This post first appeared last year on the blog for the Sir Henrys 2014 Exhibition held at Boole Library, University College Cork. It is reproduced here in full.
I can’t remember the first time I set foot inside Sir Henrys and I can’t remember the last time either but I remember clearly where the rose was sown.
I was a weedy teenager during the summer of 1982 [and for several other summers thereafter] when my father arranged a part-time job for me, my first. For eight weeks I stacked shelves and packed shopping bags, without any great distinction, in Roches Stores on Patrick Street. On my first day I was assigned to the biscuit aisle ;- on my second, to stack sanitary towels in the female toiletries section. I was asked by one of my co-workers – an older man whose hands were pock-marked with Indian ink – if I’d ever been ‘inside’. I was a teenage boy from Blackpool and, even thirty years ago, it was an obvious question.
Before the end of the summer I’d struck up with another pair of part-timers who made like they knew their music. One was obsessed with a nascent Dublin group called U2 and appeared to have form. He wore a bouffant centre parting in his hair, managed regularly by twin combs, clearly in honour of the band’s drummer. The other seemed to know quite a bit about Ireland’s darker underbelly. Dave Fanning, Hot Press, hash. Such things.
There was loose banter in the store-room one day about Sir Henry’s, with which both of my colleagues were familiar. There was a framed U2 poster to one side of the venue, apparently. Signed by the band. U2 liked Cork and someone’s relation helped them to set up their drums. I’d regularly seen Sir Henry’s from the outside. Hadden’s Bakery on North Main Street was on my family’s regular beat and, in the days long before paid parking, we’d frequently pull the car up outside. The place looked like a right toilet, but I never imagined that it would look even worse on the inside.

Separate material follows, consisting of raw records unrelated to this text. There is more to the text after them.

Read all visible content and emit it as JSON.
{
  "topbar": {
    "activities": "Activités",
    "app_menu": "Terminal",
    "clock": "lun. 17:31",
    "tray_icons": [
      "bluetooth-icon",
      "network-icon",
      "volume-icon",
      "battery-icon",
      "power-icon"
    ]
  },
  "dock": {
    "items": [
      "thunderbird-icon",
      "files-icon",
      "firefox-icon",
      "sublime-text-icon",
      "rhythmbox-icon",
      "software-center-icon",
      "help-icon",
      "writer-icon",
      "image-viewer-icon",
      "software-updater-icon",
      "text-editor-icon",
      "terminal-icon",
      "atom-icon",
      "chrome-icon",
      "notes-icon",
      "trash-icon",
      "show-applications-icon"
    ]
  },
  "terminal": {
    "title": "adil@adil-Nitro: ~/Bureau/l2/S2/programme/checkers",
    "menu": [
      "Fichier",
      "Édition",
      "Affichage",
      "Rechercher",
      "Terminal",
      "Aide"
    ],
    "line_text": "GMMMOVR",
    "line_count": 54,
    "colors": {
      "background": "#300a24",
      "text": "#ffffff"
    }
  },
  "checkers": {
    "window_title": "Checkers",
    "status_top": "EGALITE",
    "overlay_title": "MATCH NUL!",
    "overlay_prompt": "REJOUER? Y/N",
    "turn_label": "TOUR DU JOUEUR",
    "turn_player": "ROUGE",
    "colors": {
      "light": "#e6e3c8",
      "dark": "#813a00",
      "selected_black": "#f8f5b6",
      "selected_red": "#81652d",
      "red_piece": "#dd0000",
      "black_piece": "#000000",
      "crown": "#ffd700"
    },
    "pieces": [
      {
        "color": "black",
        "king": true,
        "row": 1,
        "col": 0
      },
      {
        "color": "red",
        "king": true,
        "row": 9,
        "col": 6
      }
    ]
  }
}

Myself and my friends were regulars at Sir Henry’s from around 1987 until 1994, when I left Cork for good. It was somewhere we went to hear live music and see bands, good, bad and often un-naturally ugly. Back then, when we knew nothing and cared less, music meant the world. And Sir Henry’s was one of the foundation blocks.

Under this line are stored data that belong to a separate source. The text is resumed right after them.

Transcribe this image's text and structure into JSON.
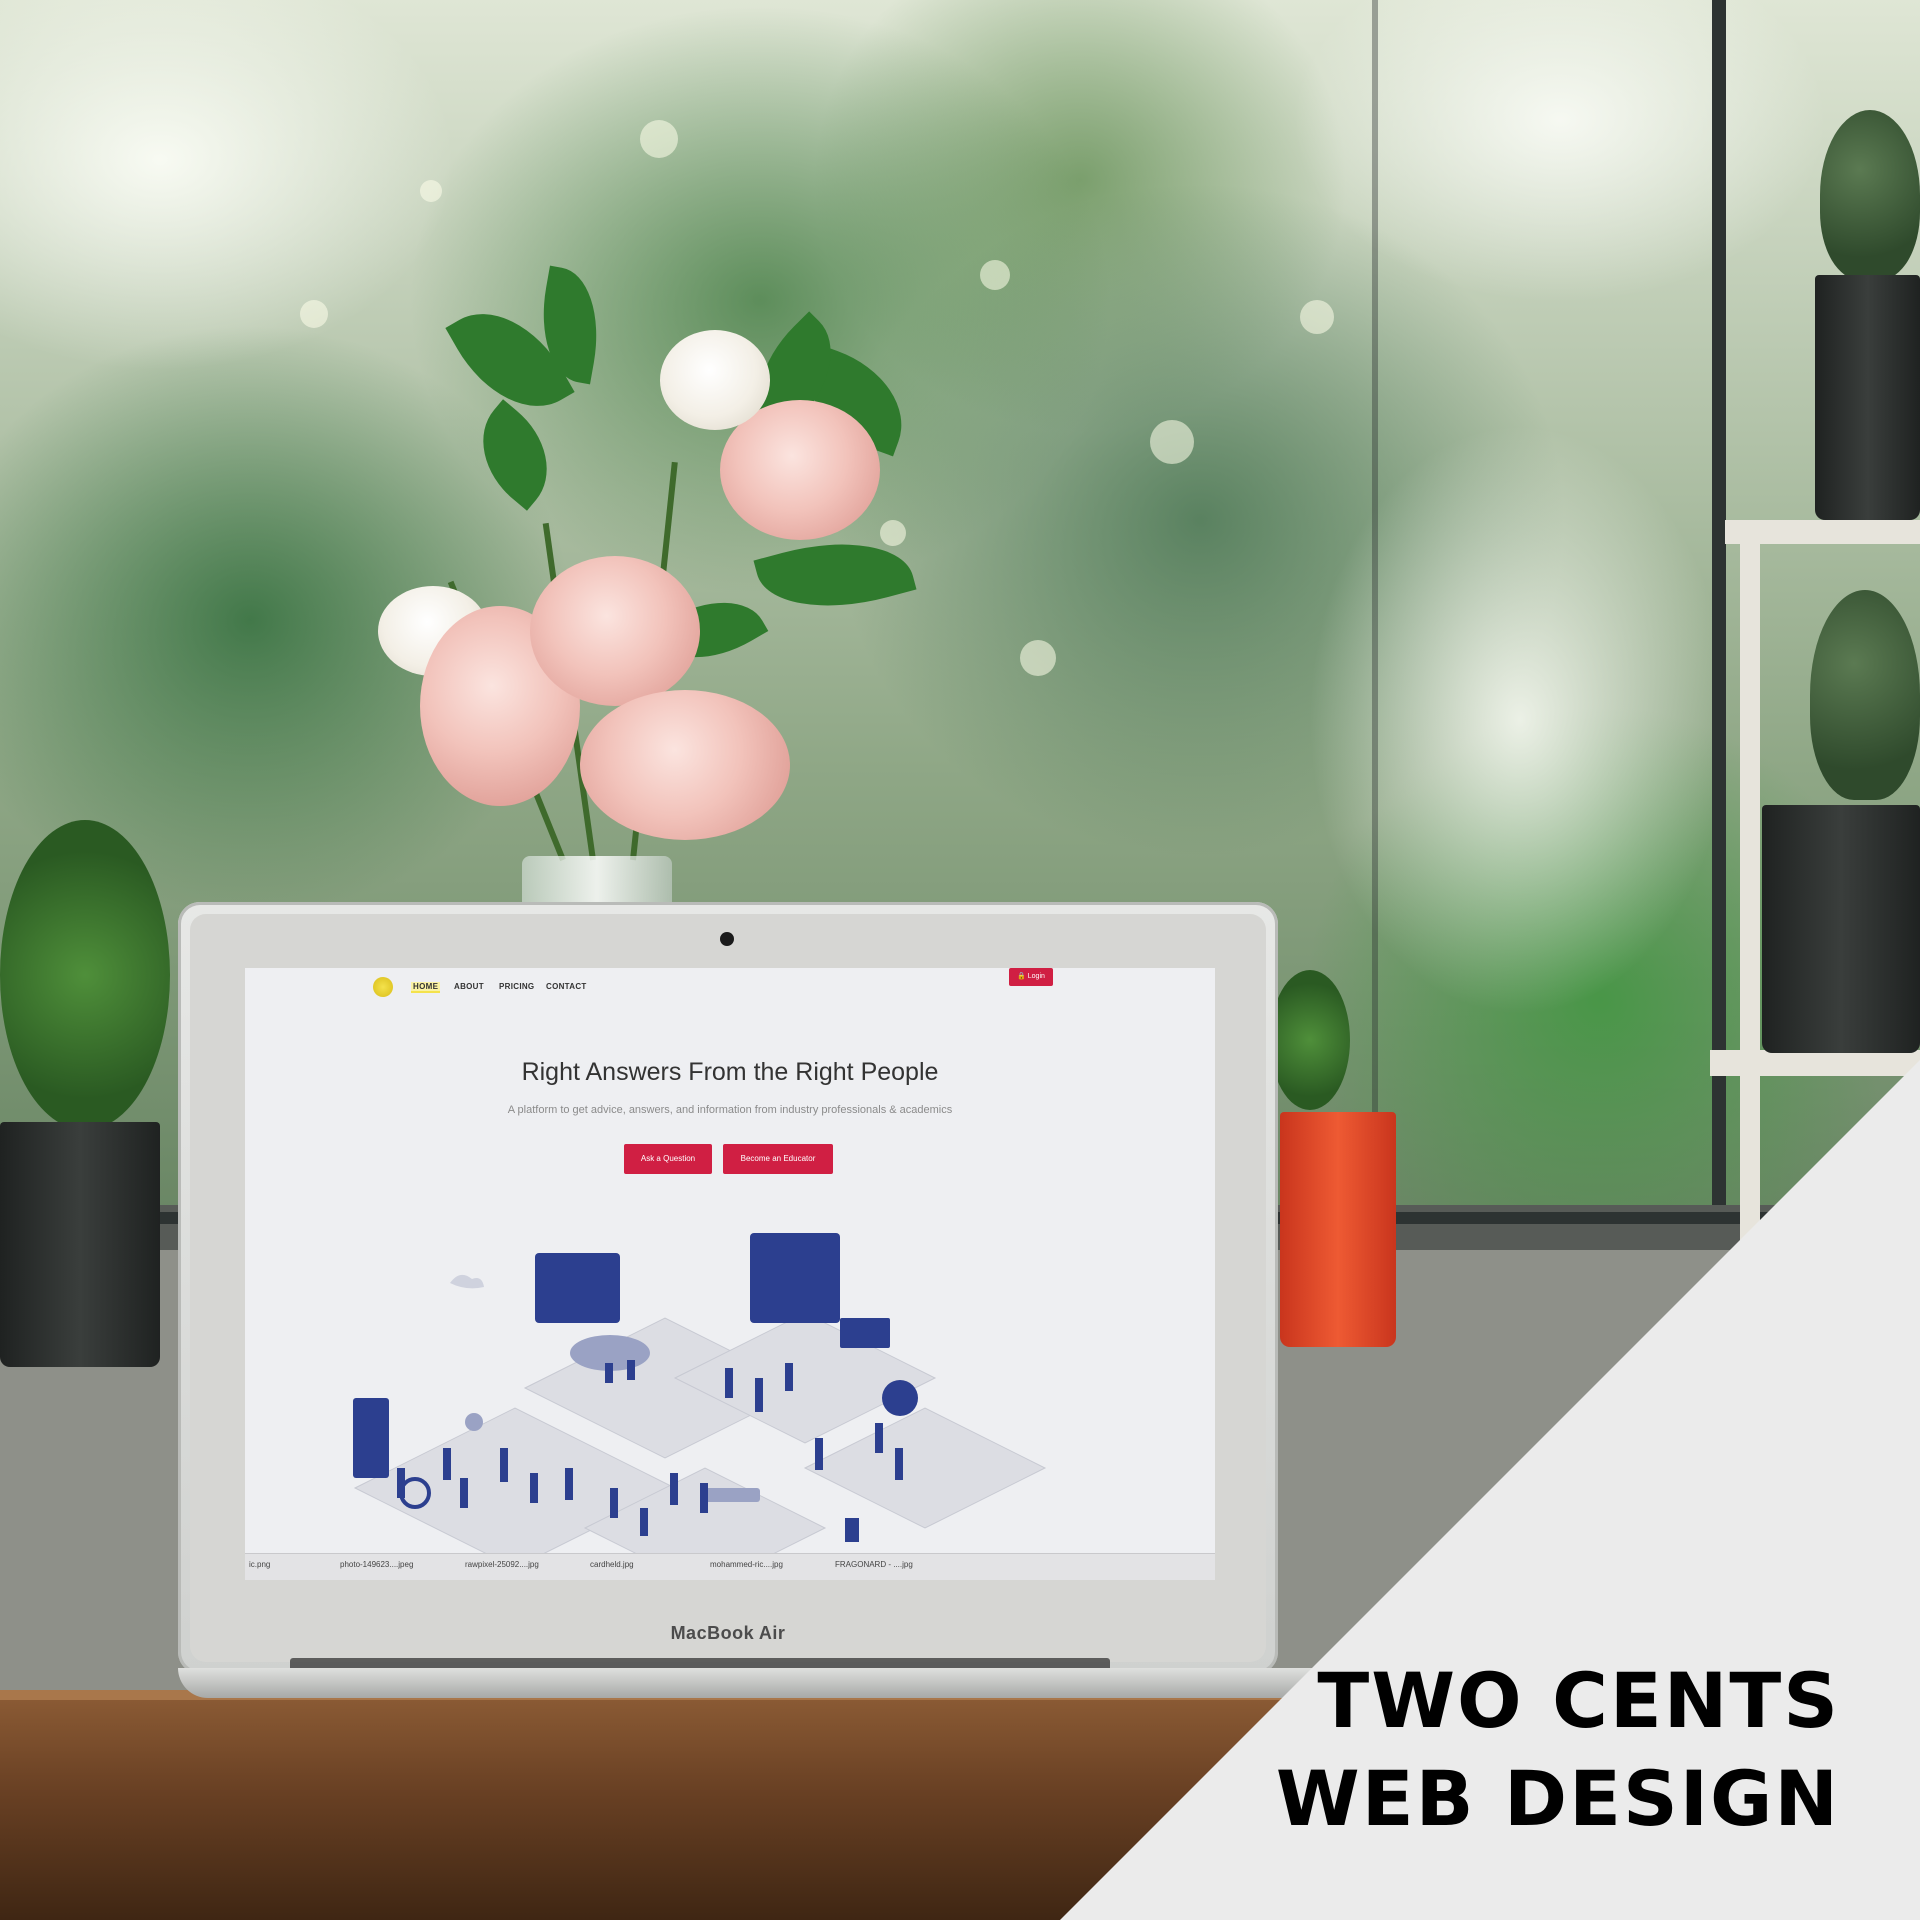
{
  "overlay": {
    "line1": "TWO CENTS",
    "line2": "WEB DESIGN",
    "triangle_color": "#ebebeb"
  },
  "laptop": {
    "brand": "MacBook Air"
  },
  "website": {
    "nav": {
      "items": [
        "HOME",
        "ABOUT",
        "PRICING",
        "CONTACT"
      ],
      "active": "HOME",
      "login_label": "Login"
    },
    "hero": {
      "title": "Right Answers From the Right People",
      "subtitle": "A platform to get advice, answers, and information from industry professionals & academics",
      "primary_button": "Ask a Question",
      "secondary_button": "Become an Educator"
    },
    "accent_color": "#d01f43",
    "illustration_color": "#2c3f8f"
  },
  "downloads_bar": {
    "files": [
      "ic.png",
      "photo-149623....jpeg",
      "rawpixel-25092....jpg",
      "cardheld.jpg",
      "mohammed-ric....jpg",
      "FRAGONARD - ....jpg"
    ]
  }
}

The place hosted some truly memorable nights and some remarkable live shows and, even at a distance of twenty five years I can clearly recall the most minor moments of some of the better ones.

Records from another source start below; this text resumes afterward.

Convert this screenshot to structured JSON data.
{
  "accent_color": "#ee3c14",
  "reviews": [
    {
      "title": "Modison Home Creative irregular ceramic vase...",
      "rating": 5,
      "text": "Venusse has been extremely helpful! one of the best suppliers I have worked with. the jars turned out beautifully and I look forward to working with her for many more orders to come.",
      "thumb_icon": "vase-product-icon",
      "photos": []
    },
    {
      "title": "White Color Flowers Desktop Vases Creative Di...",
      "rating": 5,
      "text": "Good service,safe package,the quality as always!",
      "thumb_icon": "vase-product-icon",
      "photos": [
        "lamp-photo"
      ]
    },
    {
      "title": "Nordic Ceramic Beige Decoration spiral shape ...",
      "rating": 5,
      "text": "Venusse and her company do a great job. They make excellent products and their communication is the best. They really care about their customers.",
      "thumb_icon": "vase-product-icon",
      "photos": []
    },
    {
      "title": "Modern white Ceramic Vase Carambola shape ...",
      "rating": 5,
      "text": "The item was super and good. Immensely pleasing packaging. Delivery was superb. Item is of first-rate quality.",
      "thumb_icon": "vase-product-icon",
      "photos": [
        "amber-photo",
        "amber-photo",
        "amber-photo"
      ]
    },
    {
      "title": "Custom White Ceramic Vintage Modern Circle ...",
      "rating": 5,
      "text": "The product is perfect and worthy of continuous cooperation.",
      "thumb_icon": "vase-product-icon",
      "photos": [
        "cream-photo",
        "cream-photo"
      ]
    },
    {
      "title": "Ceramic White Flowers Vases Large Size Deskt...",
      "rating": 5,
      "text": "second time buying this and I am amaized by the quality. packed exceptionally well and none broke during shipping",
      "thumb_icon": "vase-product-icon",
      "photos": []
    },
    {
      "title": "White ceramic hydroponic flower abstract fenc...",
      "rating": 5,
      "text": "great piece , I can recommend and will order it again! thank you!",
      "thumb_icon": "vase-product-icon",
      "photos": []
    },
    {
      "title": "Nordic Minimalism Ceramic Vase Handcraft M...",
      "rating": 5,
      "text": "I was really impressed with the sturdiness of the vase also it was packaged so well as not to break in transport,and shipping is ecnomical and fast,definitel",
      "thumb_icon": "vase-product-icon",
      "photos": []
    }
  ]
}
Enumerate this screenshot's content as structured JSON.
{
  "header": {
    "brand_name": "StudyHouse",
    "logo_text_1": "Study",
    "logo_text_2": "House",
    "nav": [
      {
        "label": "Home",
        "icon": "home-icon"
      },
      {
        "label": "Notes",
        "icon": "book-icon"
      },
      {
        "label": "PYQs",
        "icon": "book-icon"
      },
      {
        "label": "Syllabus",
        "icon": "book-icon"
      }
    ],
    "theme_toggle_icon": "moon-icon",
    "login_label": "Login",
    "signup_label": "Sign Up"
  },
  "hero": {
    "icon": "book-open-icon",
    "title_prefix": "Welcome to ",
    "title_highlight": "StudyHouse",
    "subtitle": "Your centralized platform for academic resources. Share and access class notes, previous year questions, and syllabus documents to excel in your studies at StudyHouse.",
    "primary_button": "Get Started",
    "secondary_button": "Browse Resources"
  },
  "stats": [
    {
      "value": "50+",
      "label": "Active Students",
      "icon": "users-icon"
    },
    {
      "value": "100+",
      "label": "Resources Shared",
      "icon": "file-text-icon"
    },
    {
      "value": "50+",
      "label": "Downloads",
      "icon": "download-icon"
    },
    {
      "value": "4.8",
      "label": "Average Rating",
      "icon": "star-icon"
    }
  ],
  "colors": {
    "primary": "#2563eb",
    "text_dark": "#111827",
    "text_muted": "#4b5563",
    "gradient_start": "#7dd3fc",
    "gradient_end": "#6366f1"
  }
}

In terms of Irish bands, it was in Sir Henry’s that Power of Dreams, The Sultans, The Franks, Engine Alley, The Subterraneans and Therapy? flowered in their pomp. It was in Henry’s too that arguably the finest and most perpetually ignored of them all, Into Paradise, played like their necks were on the line to a meagre scattering of, maybe, fifty people at a push. If anything captured their career in a snapshot, it was the continued indifference of Cork audiences. If you couldn’t persuade Henry’s, you didn’t matter where it mattered. Sir Henry’s could be cold and unforgiving and, while many were called, only the few were eventually annointed.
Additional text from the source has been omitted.